Section IV: Multimachine Stability
Consider Fig. 9.10, which depicts a number of weights that are suspended by elastic strings. The weights represent generators and the electric transmission lines being represented by the strings. Note that in a transmission system, each transmission line is loaded below its static stability limit. Similarly, when the mechanical system is in static steady state, each string is loaded below its break point. At this point one of the strings is suddenly cut. This will result in transient oscillations in the coupled strings and all the weights will wobble. In the best possible case, this may result in the coupled system settling down to a new steady state. On the other hand, in the worst possible scenario this may result in the breaking of one more additional string, resulting in a chain reaction in which more strings may break forcing a system collapse. In a similar way, in an interconnected electric power network, the tripping of a transmission line may cause a catastrophic failure in which a large number of generators are lost forcing a blackout in a large area.

Modern power systems are interconnected and operate close to their transient and steady state stability limits. In large interconnected systems, it is common to find a natural response of a group of closely coupled machines oscillating against other groups of machines. These oscillations have a frequency range of 0.1 Hz to 0.8 Hz. The lowest frequency mode involves all generators of the system. This oscillation groups the system into two parts - with generators in one part oscillating against those of the the other part. The higher frequency modes are usually localized with small groups oscillating against each other. Unfortunately, the inter-area oscillation can be initiated by a small disturbance in any part of the system. These small frequency oscillations fall under the category of dynamic stability and are analysed in linear domain through the liberalisation of the entire interconnected systems model.
Inter-area oscillations manifest wherever the power system is heavily interconnected. The oscillations, unless damped, can lead to grid failure and total system collapse. Low frequency oscillations in the range of 0.04 Hz to 0.06 Hz were observed in the Pacific North West region as early as 1950. Improper speed governor control of hydro units created these oscillations. The Northern and Southern regions of WSCC were interconnected by a 230 kV line in 1964. Immediately the system experienced a 0.1 Hz oscillation resulting in over 100 instances of opening of the tie line in the first nine months of operation. Some system damping was provided through the modification in the hydro turbine governors.
A 500 kV pacific intertie and another ± 400 kV HVDC system was commissioned in 1968. This raised the frequency of oscillation from 0.1 Hz to 0.33 Hz and these oscillations could no longer be controlled through governor action alone. In late 1980's a new intertie joined the WSCC system to Alberta and British Columbia in Canada . As a result of this interconnection, the two different oscillation frequencies manifested - one at 0.29 Hz and the other at 0.45 Hz.
Ontario Hydro is one of the largest utilities in North America . Due to the vast and sparsely populated topology of Canada , the operating span of Ontario hydro is over 1000 km from East to West and from North to South.
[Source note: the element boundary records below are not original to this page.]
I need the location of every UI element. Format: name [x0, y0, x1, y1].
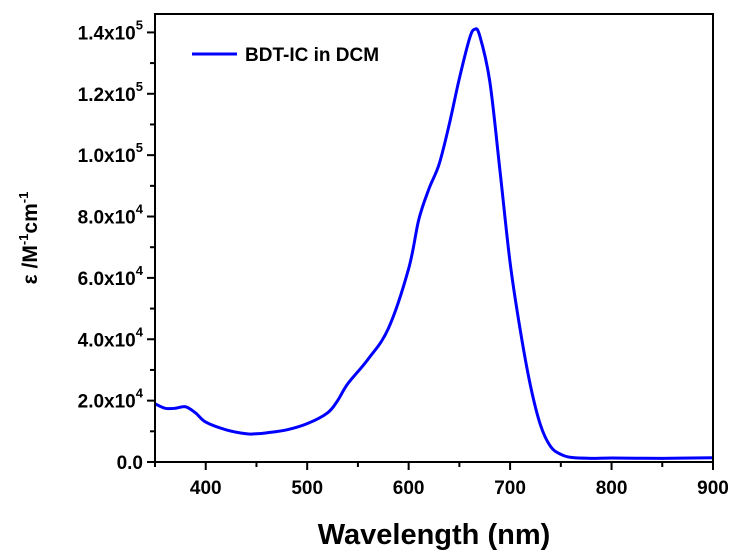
y-tick-label: 4.0x104 — [78, 324, 144, 351]
y-tick-label: 1.2x105 — [78, 79, 143, 106]
y-axis-title-exp1: -1 — [16, 234, 31, 246]
legend: BDT-IC in DCM — [192, 45, 379, 66]
y-tick-label: 8.0x104 — [78, 202, 144, 229]
x-tick-label: 700 — [494, 478, 526, 499]
x-axis-title: Wavelength (nm) — [318, 519, 551, 551]
y-tick-label: 0.0 — [117, 453, 143, 474]
y-axis-title-base: ε /M — [19, 245, 42, 284]
x-tick-label: 400 — [190, 478, 222, 499]
y-tick-label: 1.0x105 — [78, 140, 143, 167]
y-tick-label: 6.0x104 — [78, 263, 144, 290]
y-axis-title: ε /M-1cm-1 — [16, 192, 42, 285]
y-axis-title-mid: cm — [19, 203, 42, 233]
x-tick-label: 600 — [393, 478, 425, 499]
x-tick-label: 800 — [596, 478, 628, 499]
x-tick-label: 500 — [291, 478, 323, 499]
y-tick-label: 1.4x105 — [78, 17, 143, 44]
x-tick-label: 900 — [697, 478, 729, 499]
legend-label: BDT-IC in DCM — [245, 45, 379, 66]
series-line — [154, 27, 714, 460]
y-axis-title-exp2: -1 — [16, 192, 31, 204]
y-tick-label: 2.0x104 — [78, 386, 144, 413]
plot-frame — [154, 13, 714, 463]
The Ontario Hydro system is connected to the neighbouring Canadian provinces and the North Western region of the United States . In 1959 Ontario Hydro was connected to Michigan in the South and Quebec Hydro in the East. As a result of this connection, a 0.25 Hz oscillation was observed and a result of this it was decided to remove the tie with Quebec and retain the tie to Michigan . The Western portion of Ontario was connected to neighbouring Manitoba in 1956 and then Manitoba was connected to its neighbour Saskatchewan in 1960. This resulted in oscillation in the frequency range 0.35 Hz to 0.45 Hz often tripping the tie. As a result of this, Ontario Hydro decided to commission power system stabilizers for all their generating units since early 1960's. It has also sponsored extensive research in this area.
Through research it was established that the action of automatic voltage regulators caused these oscillations. An automatic voltage regulator (AVR) regulates the generator terminal voltage and also helps in the enhancement of transient stability by reducing the peak of the first swing following any disturbance. However, its high gain contributed to negative damping to the system. The knowledge of this relation resulted in the commissioning of power system stabilizers. It was observed that these oscillations were results of the periodic interchange of kinetic energy between the generator rotors. A power system stabilizer (PSS) provides a negative feedback of the changes in rotor kinetic energy when it is connected to the excitation system thereby providing damping to these small oscillations. The PSS has been a subject of extensive research. The team of Dr. P. Kundur, then with Ontario Hydro, and his co-workers has done extensive research in the area of PSS tuning and its characteristics. Through their vast experience and extensive research, they reported the enhancement of inter-area and local modes through PSS reported in. Since a power system is piece-wise linear, its system characteristics changes with operating point. Therefore an adaptive controller that can tune with the changes in the system has been developed and reported in. It was shown that the adaptive PSS is effective in damping large as well as small disturbances.
The power flow between generators, as evident from (9.4), is dependent on the angle between those generators. The stable operating point of the power system is where the generated power at each station is matched by the electrical power sent out from that station. When there is a mismatch between electrical power out and the generated mechanical shaft power, the generator will accelerate at a rate determined by the power mismatch and the machine inertia as given in (9.14).